RE: SQL::Statement parsing
- From: cougar@xxxxxxxxxxx (John Cougar)
- Date: Thu, 27 Oct 2005 10:06:40 +1000
Hiya Jeff
Thanks for the reply.
Yep and whoops, that should have read SQL::Statement.
--
I was Dumper-ing the returned $stmt from the SQL::Statement instantiation,
so got mislead by the fact that the errstr hash element appeared to remain
populated across invocations, but I did as you said, and I concur that it
appears to work fine. I got confused, it's not the first time.
IMHO, the API would be neater is it contained "parse_ok()" method - or
something similar - to provide an explicit test for successful parsing,
without having to enquire against errstr() as a (almost) side-effect.
--
WRT the "SELECT *, junk FROM x" parses successfully? question, it appears I
have been mislead for years ... I have seen uses for combining wildcards
with explicit field definitions in SELECT lists many times in the past, but
almost always on Oracle platforms.
So I re-checked my facts, and indeed, in documented definitions and railroad
diagrams, SQL parse trees do appear to allow wildcards in combo with
explicit field references. I was mislead by Oracle's brain-dead parser
always disallowing such statements (and here's me thinking that Oracle MUST
be one of the leading-edge implementations of ANSI/Standardised SQL syntax
.... appears I was mistaken - again - DOH!) ... witness:
SQL> select *, col1 from generated_router;
select *, col1 from generated_router
*
ERROR at line 1:
ORA-00923: FROM keyword not found where expected
So much for completeness. I couldn't get past this, so I checked
DBI/DBD::Oracle to see if it had the same weirdness: Yep! Same ORA-00923
error, so it must be an Oracle peculiarity.
--
On the other hand, why do you (as, indeed, does PostgreSQL) enforce the use
of the 'AS' keyword in column aliasing? Just a question, AS is optional in
SQL'92.
--
The doco issue was NOT a criticism, only an observation, and I will
contributed patches as requested ... chat to you offline about this, dude!

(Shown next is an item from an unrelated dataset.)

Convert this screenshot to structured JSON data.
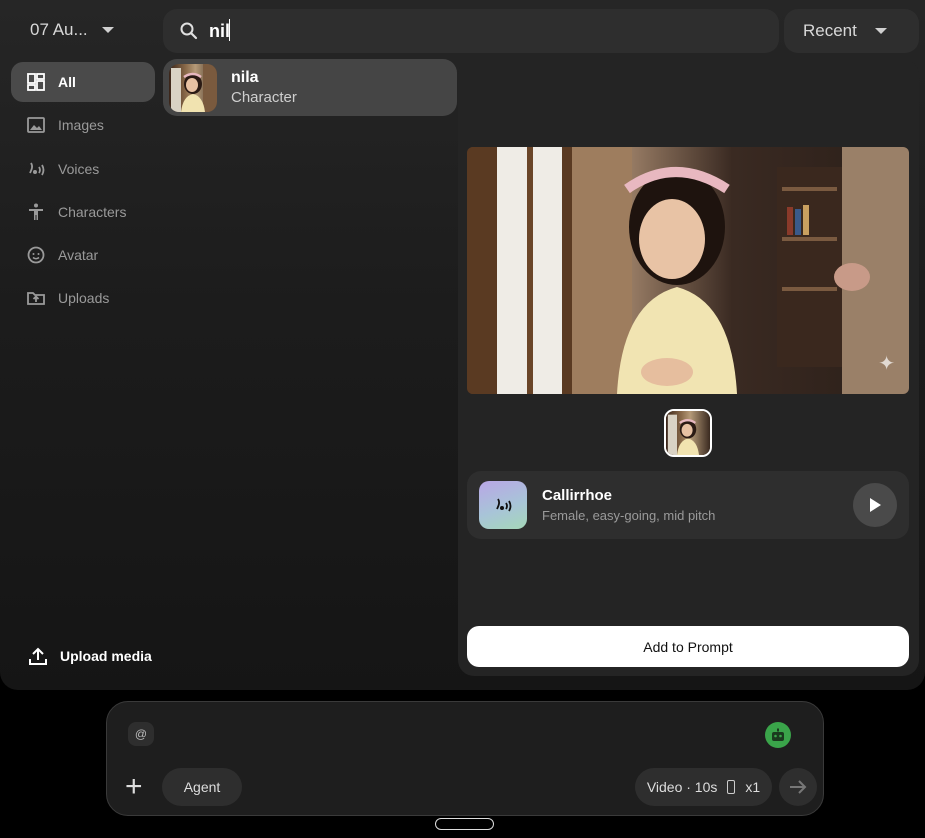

Thanks heaps for your efforts, Jeff. Keep up the great work.
Regards,
John.
PS> On the Structure.pod, it says users should instantiate a parser and pass
the instance variable into the Statement constructor as an argument. In your
reply, you just created Statement->new($sql). I know that this works, but
what is the default dialect?
I can tell that it's not ANSI ;-) ... happy to expand on this if needs be!